Define risk variables

4. Use patients’ historical and index admission claims data, as well as CCDE values to create risk-adjustment variables. (Note: risk variables from claims are based on secondary diagnoses from inpatient claims for one year prior to and including the index admission, if present on admission)

Measure score calculation

5. For each specialty cohort group, estimate a separate hierarchical logistic regression model (HGLM) to produce a standardized mortality ratio (SMR), calculated as the ratio of the “predicted” mortality to the “expected” mortality at a given hospital. The HGLM is adjusted for age, selected clinical covariates, and a hospital-specific effect.
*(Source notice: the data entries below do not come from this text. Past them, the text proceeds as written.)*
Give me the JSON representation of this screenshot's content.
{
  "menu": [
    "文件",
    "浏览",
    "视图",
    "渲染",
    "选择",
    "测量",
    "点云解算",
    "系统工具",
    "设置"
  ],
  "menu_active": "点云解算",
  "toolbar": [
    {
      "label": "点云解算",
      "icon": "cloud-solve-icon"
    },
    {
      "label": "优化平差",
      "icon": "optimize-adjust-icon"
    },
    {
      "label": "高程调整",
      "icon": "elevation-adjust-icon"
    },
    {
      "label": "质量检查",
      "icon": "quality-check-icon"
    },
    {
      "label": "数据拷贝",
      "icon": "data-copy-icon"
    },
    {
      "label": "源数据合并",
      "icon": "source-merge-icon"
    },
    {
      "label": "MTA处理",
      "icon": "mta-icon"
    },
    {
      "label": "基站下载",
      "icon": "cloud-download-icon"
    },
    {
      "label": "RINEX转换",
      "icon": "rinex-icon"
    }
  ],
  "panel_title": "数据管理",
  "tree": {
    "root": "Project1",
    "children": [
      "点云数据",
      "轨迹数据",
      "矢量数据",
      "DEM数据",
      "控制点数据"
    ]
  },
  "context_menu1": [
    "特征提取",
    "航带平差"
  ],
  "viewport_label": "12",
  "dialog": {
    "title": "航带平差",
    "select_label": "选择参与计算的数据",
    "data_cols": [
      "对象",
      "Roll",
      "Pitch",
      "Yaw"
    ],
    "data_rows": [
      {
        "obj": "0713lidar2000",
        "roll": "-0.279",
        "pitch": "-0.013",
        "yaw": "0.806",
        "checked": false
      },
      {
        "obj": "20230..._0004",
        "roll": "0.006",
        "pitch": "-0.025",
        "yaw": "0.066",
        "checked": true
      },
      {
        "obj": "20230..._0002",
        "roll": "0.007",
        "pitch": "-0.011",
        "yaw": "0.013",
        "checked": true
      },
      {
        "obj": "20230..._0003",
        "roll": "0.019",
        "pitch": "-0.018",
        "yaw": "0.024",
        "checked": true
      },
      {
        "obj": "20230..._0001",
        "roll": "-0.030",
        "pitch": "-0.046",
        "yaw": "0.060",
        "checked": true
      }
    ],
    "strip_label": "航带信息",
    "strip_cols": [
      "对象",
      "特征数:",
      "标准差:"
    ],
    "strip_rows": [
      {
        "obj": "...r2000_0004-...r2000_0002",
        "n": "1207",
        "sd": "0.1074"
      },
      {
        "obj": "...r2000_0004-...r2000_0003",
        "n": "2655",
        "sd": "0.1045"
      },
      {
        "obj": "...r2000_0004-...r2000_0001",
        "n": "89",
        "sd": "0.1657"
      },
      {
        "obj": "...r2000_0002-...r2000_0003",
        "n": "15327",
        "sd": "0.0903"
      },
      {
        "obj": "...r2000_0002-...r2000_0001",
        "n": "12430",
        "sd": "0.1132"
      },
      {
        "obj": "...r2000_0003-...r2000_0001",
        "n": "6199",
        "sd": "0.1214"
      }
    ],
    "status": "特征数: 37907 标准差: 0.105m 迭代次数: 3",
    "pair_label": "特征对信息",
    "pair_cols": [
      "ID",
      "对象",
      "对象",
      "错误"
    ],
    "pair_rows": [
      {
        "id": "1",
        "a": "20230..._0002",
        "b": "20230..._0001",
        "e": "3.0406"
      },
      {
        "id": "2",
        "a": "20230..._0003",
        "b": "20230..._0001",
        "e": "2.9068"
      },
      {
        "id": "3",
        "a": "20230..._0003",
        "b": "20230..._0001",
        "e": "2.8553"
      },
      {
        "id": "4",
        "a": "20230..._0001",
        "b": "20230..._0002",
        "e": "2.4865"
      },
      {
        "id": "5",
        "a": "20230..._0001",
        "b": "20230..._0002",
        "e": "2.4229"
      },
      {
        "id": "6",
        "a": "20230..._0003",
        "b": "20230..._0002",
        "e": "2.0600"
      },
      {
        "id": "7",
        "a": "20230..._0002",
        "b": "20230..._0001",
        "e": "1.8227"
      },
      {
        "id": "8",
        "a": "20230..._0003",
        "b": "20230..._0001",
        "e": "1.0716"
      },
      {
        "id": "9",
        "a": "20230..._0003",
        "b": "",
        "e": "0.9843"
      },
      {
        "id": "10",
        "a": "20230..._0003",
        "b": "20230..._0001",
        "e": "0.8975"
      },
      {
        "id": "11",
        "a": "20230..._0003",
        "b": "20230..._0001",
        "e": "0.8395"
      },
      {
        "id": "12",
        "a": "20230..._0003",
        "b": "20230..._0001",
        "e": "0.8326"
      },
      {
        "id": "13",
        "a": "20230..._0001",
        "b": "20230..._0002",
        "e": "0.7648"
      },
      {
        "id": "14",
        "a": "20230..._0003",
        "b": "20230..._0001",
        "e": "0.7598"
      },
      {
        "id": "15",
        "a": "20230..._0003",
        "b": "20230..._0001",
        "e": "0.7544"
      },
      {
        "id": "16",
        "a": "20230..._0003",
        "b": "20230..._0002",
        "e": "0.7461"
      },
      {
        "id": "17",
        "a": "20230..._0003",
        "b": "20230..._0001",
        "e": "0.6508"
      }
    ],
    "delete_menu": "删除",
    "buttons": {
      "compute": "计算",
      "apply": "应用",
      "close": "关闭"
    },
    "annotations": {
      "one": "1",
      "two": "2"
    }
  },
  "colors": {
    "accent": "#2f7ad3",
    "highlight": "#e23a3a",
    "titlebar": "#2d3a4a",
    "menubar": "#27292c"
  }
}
Details about the risk-adjustment model can be found in the original measure development methodology report: https://www.qualitynet.org/inpatient/measures/mortality/methodology.

6. Pool each specialty cohort SMRs for each hospital using a volume-weighted geometric mean to create a hospital-wide SMR (or RSMR). Calculations can be found attached and posted at: https://www.qualitynet.org/inpatient/measures/mortality/methodology.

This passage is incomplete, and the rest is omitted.